Relaxed: You must know that in the world of creativity, things will take care of themselves. Creativity needs optimism and self-confidence. Clear the clutter and, as they say, centre yourself. I know it’s kind of dumb, but I’ve found the most effective affirmation is to tell yourself, “Be cool here.”
Pressure: While your nature remains cool, your working tool becomes energetic — I call it “hyperstroking.” First thing you know you are deep into one process or another that in itself generates excitement. This work-zone further engages the mind. Work is its own imperative. Simply stated, there’s enough going on in a few running washes to cause an artist to miss her lunch.
Scheduling: This can vary between addiction to the day timer and merely leaning into the direction of your inner voice. Ideally the artist is self-directing. Ideally the artist is able to keep the next few moves in her head. Ideally she is a whiz-bang at changing direction. Ideally she knows when to put paid to a job and move on to the next.
Many of us do all of this quite unconsciously, without having given it a name. You know you’re in it when the clock spins by. You are lost in play. It’s a casual, giddy, energetic, dreamy, pushy, know the next move, more or less satisfied, euphoric high. It’s sort of heavenly — almost spiritual.

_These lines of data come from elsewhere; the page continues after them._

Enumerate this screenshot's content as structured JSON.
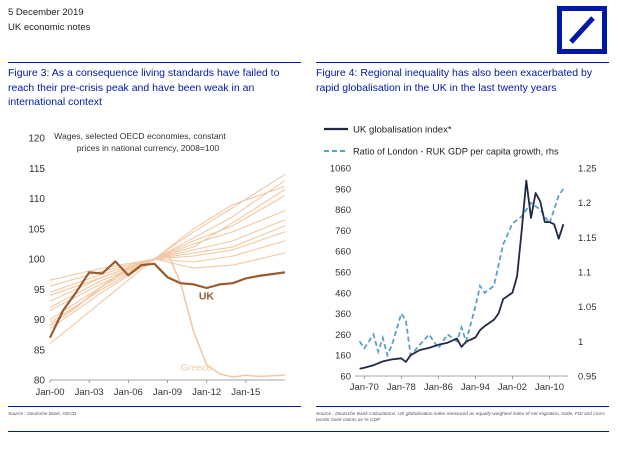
{
  "header": {
    "date": "5 December 2019",
    "subtitle": "UK economic notes",
    "accent_color": "#0018a8",
    "logo": "deutsche-bank-slash-logo"
  },
  "fig3": {
    "title": "Figure 3: As a consequence living standards have failed to reach their pre-crisis peak and have been weak in an international context",
    "source": "Source : Deutsche Bank, OECD"
  },
  "fig4": {
    "title": "Figure 4: Regional inequality has also been exacerbated by rapid globalisation in the UK in the last twenty years",
    "source": "Source : Deutsche Bank Calculations. UK globalisation index measured as equally weighted index of net migration, trade, FDI and cross border bank claims as % GDP"
  },
  "chart_data": [
    {
      "type": "line",
      "title": "Wages, selected OECD economies, constant prices in national currency, 2008=100",
      "ylim": [
        80,
        120
      ],
      "yticks": [
        80,
        85,
        90,
        95,
        100,
        105,
        110,
        115,
        120
      ],
      "xlim": [
        2000,
        2018
      ],
      "xtick_labels": [
        "Jan-00",
        "Jan-03",
        "Jan-06",
        "Jan-09",
        "Jan-12",
        "Jan-15"
      ],
      "xtick_values": [
        2000,
        2003,
        2006,
        2009,
        2012,
        2015
      ],
      "grid": false,
      "colors": {
        "uk": "#9c5b2e",
        "others": "#f2c9a4",
        "greece": "#f2c9a4"
      },
      "series": [
        {
          "name": "UK",
          "label_on_chart": true,
          "highlight": true,
          "x": [
            2000,
            2001,
            2002,
            2003,
            2004,
            2005,
            2006,
            2007,
            2008,
            2009,
            2010,
            2011,
            2012,
            2013,
            2014,
            2015,
            2016,
            2017,
            2018
          ],
          "values": [
            87.0,
            91.5,
            94.5,
            97.8,
            97.6,
            99.6,
            97.3,
            99.0,
            99.2,
            97.0,
            96.0,
            95.8,
            95.2,
            95.8,
            96.0,
            96.8,
            97.2,
            97.5,
            97.8
          ]
        },
        {
          "name": "Greece",
          "label_on_chart": true,
          "highlight": false,
          "x": [
            2000,
            2002,
            2004,
            2006,
            2008,
            2009,
            2010,
            2011,
            2012,
            2013,
            2014,
            2015,
            2016,
            2017,
            2018
          ],
          "values": [
            89.0,
            92.0,
            95.5,
            98.5,
            100.0,
            101.0,
            96.0,
            88.0,
            82.5,
            81.0,
            80.5,
            80.8,
            80.6,
            80.7,
            80.8
          ]
        },
        {
          "x": [
            2000,
            2004,
            2008,
            2011,
            2014,
            2018
          ],
          "values": [
            86.0,
            93.0,
            100.0,
            103.5,
            107.0,
            113.0
          ]
        },
        {
          "x": [
            2000,
            2004,
            2008,
            2011,
            2014,
            2018
          ],
          "values": [
            88.5,
            94.5,
            100.0,
            104.5,
            108.5,
            114.0
          ]
        },
        {
          "x": [
            2000,
            2004,
            2008,
            2011,
            2014,
            2018
          ],
          "values": [
            90.0,
            95.5,
            100.0,
            103.0,
            105.5,
            110.5
          ]
        },
        {
          "x": [
            2000,
            2004,
            2008,
            2011,
            2014,
            2018
          ],
          "values": [
            91.5,
            96.0,
            100.0,
            102.5,
            104.5,
            108.0
          ]
        },
        {
          "x": [
            2000,
            2004,
            2008,
            2011,
            2014,
            2018
          ],
          "values": [
            93.0,
            97.0,
            100.0,
            101.5,
            103.0,
            106.5
          ]
        },
        {
          "x": [
            2000,
            2004,
            2008,
            2011,
            2014,
            2018
          ],
          "values": [
            94.5,
            97.5,
            100.0,
            100.5,
            101.5,
            104.5
          ]
        },
        {
          "x": [
            2000,
            2004,
            2008,
            2011,
            2014,
            2018
          ],
          "values": [
            95.5,
            98.0,
            100.0,
            99.5,
            100.5,
            103.0
          ]
        },
        {
          "x": [
            2000,
            2004,
            2008,
            2011,
            2014,
            2018
          ],
          "values": [
            92.0,
            96.5,
            100.0,
            102.0,
            106.0,
            111.5
          ]
        },
        {
          "x": [
            2000,
            2004,
            2008,
            2011,
            2014,
            2018
          ],
          "values": [
            96.5,
            98.5,
            100.0,
            98.5,
            99.0,
            101.0
          ]
        },
        {
          "x": [
            2000,
            2004,
            2008,
            2011,
            2014,
            2018
          ],
          "values": [
            89.5,
            95.0,
            100.0,
            105.0,
            109.0,
            112.0
          ]
        },
        {
          "x": [
            2000,
            2004,
            2008,
            2011,
            2014,
            2018
          ],
          "values": [
            94.0,
            97.0,
            100.0,
            101.0,
            102.0,
            105.5
          ]
        }
      ]
    },
    {
      "type": "line",
      "legend": [
        "UK globalisation index*",
        "Ratio of London - RUK GDP per capita growth, rhs"
      ],
      "legend_position": "top-left",
      "grid": false,
      "xlim": [
        1968,
        2014
      ],
      "xtick_labels": [
        "Jan-70",
        "Jan-78",
        "Jan-86",
        "Jan-94",
        "Jan-02",
        "Jan-10"
      ],
      "xtick_values": [
        1970,
        1978,
        1986,
        1994,
        2002,
        2010
      ],
      "ylim_left": [
        60,
        1060
      ],
      "yticks_left": [
        60,
        160,
        260,
        360,
        460,
        560,
        660,
        760,
        860,
        960,
        1060
      ],
      "ylim_right": [
        0.95,
        1.25
      ],
      "yticks_right": [
        "0.95",
        "1",
        "1.05",
        "1.1",
        "1.15",
        "1.2",
        "1.25"
      ],
      "colors": {
        "globalisation": "#1f2a44",
        "ratio": "#5aa0c8"
      },
      "series": [
        {
          "name": "UK globalisation index*",
          "axis": "left",
          "style": "solid",
          "x": [
            1969,
            1970,
            1972,
            1974,
            1976,
            1978,
            1979,
            1980,
            1982,
            1984,
            1986,
            1988,
            1990,
            1991,
            1992,
            1994,
            1995,
            1996,
            1998,
            1999,
            2000,
            2002,
            2003,
            2004,
            2005,
            2006,
            2007,
            2008,
            2009,
            2010,
            2011,
            2012,
            2013
          ],
          "values": [
            95,
            100,
            112,
            130,
            140,
            145,
            128,
            160,
            185,
            195,
            210,
            220,
            240,
            200,
            225,
            245,
            280,
            300,
            330,
            360,
            430,
            460,
            540,
            760,
            1000,
            820,
            940,
            900,
            800,
            800,
            790,
            720,
            790
          ]
        },
        {
          "name": "Ratio of London - RUK GDP per capita growth, rhs",
          "axis": "right",
          "style": "dashed",
          "x": [
            1969,
            1970,
            1972,
            1973,
            1974,
            1975,
            1976,
            1978,
            1979,
            1980,
            1982,
            1984,
            1986,
            1987,
            1988,
            1990,
            1991,
            1992,
            1994,
            1995,
            1996,
            1998,
            2000,
            2002,
            2004,
            2006,
            2008,
            2010,
            2012,
            2013
          ],
          "values": [
            1.0,
            0.99,
            1.01,
            0.985,
            1.005,
            0.98,
            0.995,
            1.04,
            1.03,
            0.98,
            0.995,
            1.01,
            0.99,
            1.0,
            1.01,
            1.0,
            1.02,
            1.0,
            1.05,
            1.08,
            1.07,
            1.08,
            1.14,
            1.17,
            1.18,
            1.2,
            1.19,
            1.17,
            1.21,
            1.22
          ]
        }
      ]
    }
  ]
}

PS: “Each energy calls for its complementary energy to achieve self-contained stability based on the play of energies.” (Paul Klee) “Try to relax and enjoy the crisis.” (Ashleigh Brilliant) “He rose early, worked strenuously, and retired late.” (Otto Bacher on James Whistler) “Out of the work comes the work.” (John Cage)
Esoterica: Hyperstroking means pushing yourself up to concert pitch. It’s a habit pattern that brings to bear a lot of concentration, bodily energy, creative mind, and “what could be” thinking. It’s learned. Professionals have to teach it to themselves. Start small: Paint a small one fast and loose in the full knowledge that you’re going to throw it away. You might not.